Health-care cost management has become important because an increase in inflation has pushed the price of health care even higher. A lot of people were optimistic that the different programs and policies implemented by employers, insurers, and the government during the 1990s to manage the rising costs would help to cushion such increases for an indefinite period (Stanton 3).
Nonetheless, for the past few years, the increased cost of health care has become an issue of growing concern. Increased health care costs result in increased health insurance premiums. This has been necessitated by the increase in overall inflation, and this eats into the workers’ earnings. Consequently, those employers who provide their employees with health care coverage feel under pressure and can even contemplate dropping the coverage entirely or reduce the comprehensiveness of the coverage provided.
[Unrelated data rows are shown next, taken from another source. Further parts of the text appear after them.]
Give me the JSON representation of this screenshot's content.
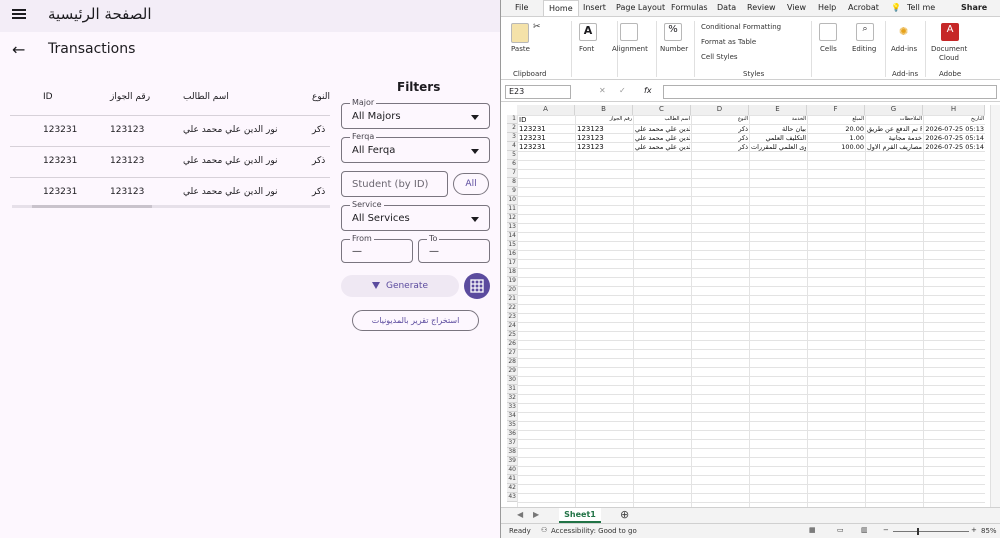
{
  "app": {
    "home_title": "الصفحة الرئيسية",
    "page_title": "Transactions"
  },
  "table": {
    "headers": [
      "ID",
      "رقم الجواز",
      "اسم الطالب",
      "النوع"
    ],
    "rows": [
      [
        "123231",
        "123123",
        "نور الدين علي محمد علي",
        "ذكر"
      ],
      [
        "123231",
        "123123",
        "نور الدين علي محمد علي",
        "ذكر"
      ],
      [
        "123231",
        "123123",
        "نور الدين علي محمد علي",
        "ذكر"
      ]
    ]
  },
  "filters": {
    "title": "Filters",
    "major_label": "Major",
    "major_value": "All Majors",
    "ferqa_label": "Ferqa",
    "ferqa_value": "All Ferqa",
    "student_placeholder": "Student (by ID)",
    "all_button": "All",
    "service_label": "Service",
    "service_value": "All Services",
    "from_label": "From",
    "from_value": "—",
    "to_label": "To",
    "to_value": "—",
    "generate_button": "Generate",
    "export_button": "استخراج تقرير بالمديونيات"
  },
  "excel": {
    "tabs": [
      "File",
      "Home",
      "Insert",
      "Page Layout",
      "Formulas",
      "Data",
      "Review",
      "View",
      "Help",
      "Acrobat",
      "Tell me",
      "Share"
    ],
    "ribbon": {
      "paste": "Paste",
      "clipboard": "Clipboard",
      "font": "Font",
      "alignment": "Alignment",
      "number": "Number",
      "conditional_formatting": "Conditional Formatting",
      "format_as_table": "Format as Table",
      "cell_styles": "Cell Styles",
      "styles": "Styles",
      "cells": "Cells",
      "editing": "Editing",
      "addins": "Add-ins",
      "addins_group": "Add-ins",
      "document_cloud_1": "Document",
      "document_cloud_2": "Cloud",
      "adobe": "Adobe"
    },
    "name_box": "E23",
    "fx": "fx",
    "columns": [
      "A",
      "B",
      "C",
      "D",
      "E",
      "F",
      "G",
      "H"
    ],
    "header_row": [
      "ID",
      "رقم الجواز",
      "اسم الطالب",
      "النوع",
      "الخدمة",
      "المبلغ",
      "الملاحظات",
      "التاريخ"
    ],
    "data_rows": [
      [
        "123231",
        "123123",
        "نور الدين علي محمد علي",
        "ذكر",
        "بيان حالة",
        "20.00",
        "تم الدفع عن طريق Pay",
        "2026-07-25 05:13"
      ],
      [
        "123231",
        "123123",
        "نور الدين علي محمد علي",
        "ذكر",
        "التكليف العلمي",
        "1.00",
        "خدمة مجانية",
        "2026-07-25 05:14"
      ],
      [
        "123231",
        "123123",
        "نور الدين علي محمد علي",
        "ذكر",
        "المحتوى العلمي للمقررات",
        "100.00",
        "مصاريف القرم الاول",
        "2026-07-25 05:14"
      ]
    ],
    "sheet_tab": "Sheet1",
    "status_ready": "Ready",
    "status_accessibility": "Accessibility: Good to go",
    "zoom": "85%"
  }
}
Individuals who have to cater to the health care coverage on their own also feel the pressure and some are likely to default, increasing the number of individuals without health care insurance (Stanton 6). Both the federal and state governments also feel the pressure of the rising health care costs because these health care programs that happen to be publicly funded have to compete for funding with other vital government spending priorities. Government and family budgets are also affected adversely by the rising health care costs. However, there are strategies in place that when implemented, they can help us to reduce health care cost:
- Employer contribution methods: employers should not dictate to their employees the kind of health care plan that they need to stick with. Instead, they should be given the option to choose their plan of choice. Regardless of the choice made by the employees, employers should be committed to making their contributions towards such plans.
- HMOs and competition: in highly competitive markets HMOs are likely to result in reduced costs because they often substitute hospital visits with ambulatory care.
- Cost-sharing: higher copayments and deductibles end up saving money for third-party players and insurers but the sad reality is that the consumer’s out-of-pocket expenses increases. Individuals who have the lowest income end up bearing the heaviest burden, along with Medicare beneficiaries who lack Medicaid, and people with chronic health conditions. As such, the adoption of this strategy may be faced with mixed feelings.
- Hospital mergers: savings accruing from the merging of two hospitals can be less than the expectations. Nonetheless, when two hospitals merge, they are likely to charge less in comparison with a competing hospital operating as a standalone.
- Flexible spending accounts: participants of this scheme should be encouraged to spend money on medical services at the end of the year, otherwise, they risk losing this money once the year ends. Such money should ideally be exempted from taxation and this could act as an incentive to individuals to spend on health insurance because of the increased affordability.